Let $X_i\sim Ber\left(\frac{1}{\sqrt{n}}\right)$, that is $X_i=1$ with a probability of $\frac{1}{\sqrt{n}}$ and $X_i=0$ with a probability of $1-\frac {1}{\sqrt{n}}$. I wish to show that $P(|\frac{1}{n}\sum_{i=1}^nX_i|>\varepsilon)\rightarrow 0$ for any $\varepsilon>0$. May I use the weak law of large numbers as the expected value is $\frac {1}{\sqrt{n}}$ and variance is finite? What confuses me is that usually the expected value is fixed. If not, what other approach can I use to show the desired fact?

Answer 1

There is no assumption of independence, so Law Of Larage Numbers is not applicable.
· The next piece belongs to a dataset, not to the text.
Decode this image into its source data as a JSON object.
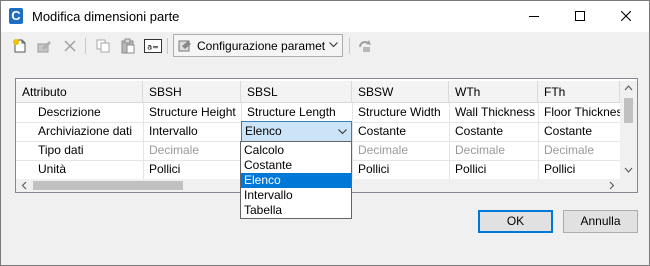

Proof when $X_i \sim B(\frac 1{\sqrt i})$ for every $i$:

$E(\frac{1}{n}\sum\limits_{i=1}^nX_i)=\frac{1}{n}\sum_{i=1}^nEX_i=\frac{1}{n}\sum\limits_{i=1}^n \frac 1 {\sqrt i}$. Comparison of $\sum\limits_{i=1}^n \frac 1 {\sqrt i}$ with $\int_0^{n}\frac 1 {\sqrt x}$ shows that $E(\frac{1}{n}\sum\limits_{i=1}^nX_i) \to 0$. This implies that $\frac{1}{n}\sum\limits_{i=1}^nX_i \to 0$ in probability (use Markov's inequality and non-negativity of $X_i$'s) which is what we have to prove.

Proof when $X_i \sim B(\frac 1{\sqrt n})$: In this case $E(\frac{1}{n}\sum\limits_{i=1}^nX_i)=\frac 1 {\sqrt n} \to 0$ so the conlcusion holds.

Answer 2

Since $X_i\sim Ber(\frac{1}{\sqrt{n}})$, we have $$ E\left( \left| \frac 1 n \sum_{i=1}^n X_i\right| \right)= E\left(\frac 1 n \sum_{i=1}^n X_i \right)=\frac 1 n \sum_{i=1}^nE\left( X_i \right)= \frac 1 n \cdot n \cdot \frac{1}{\sqrt{n}}=\frac{1}{\sqrt{n}} $$ and Markov's inequality yields $$ P(|\frac{1}{n}\sum_{i=1}^nX_i|>\varepsilon) \le \frac{1}{\varepsilon\sqrt{n}}. $$ As the $X_i$ on the left hand side are different random variables for each $n$, letting $n\to\infty$ would be formally clearer, if we read $X_i=X_{n,i}$. Then, this calculation yields that $$ \frac{1}{n}\sum_{i=1}^n X_{n,i} \xrightarrow{n\to\infty} 0 \quad \text{in probability.} $$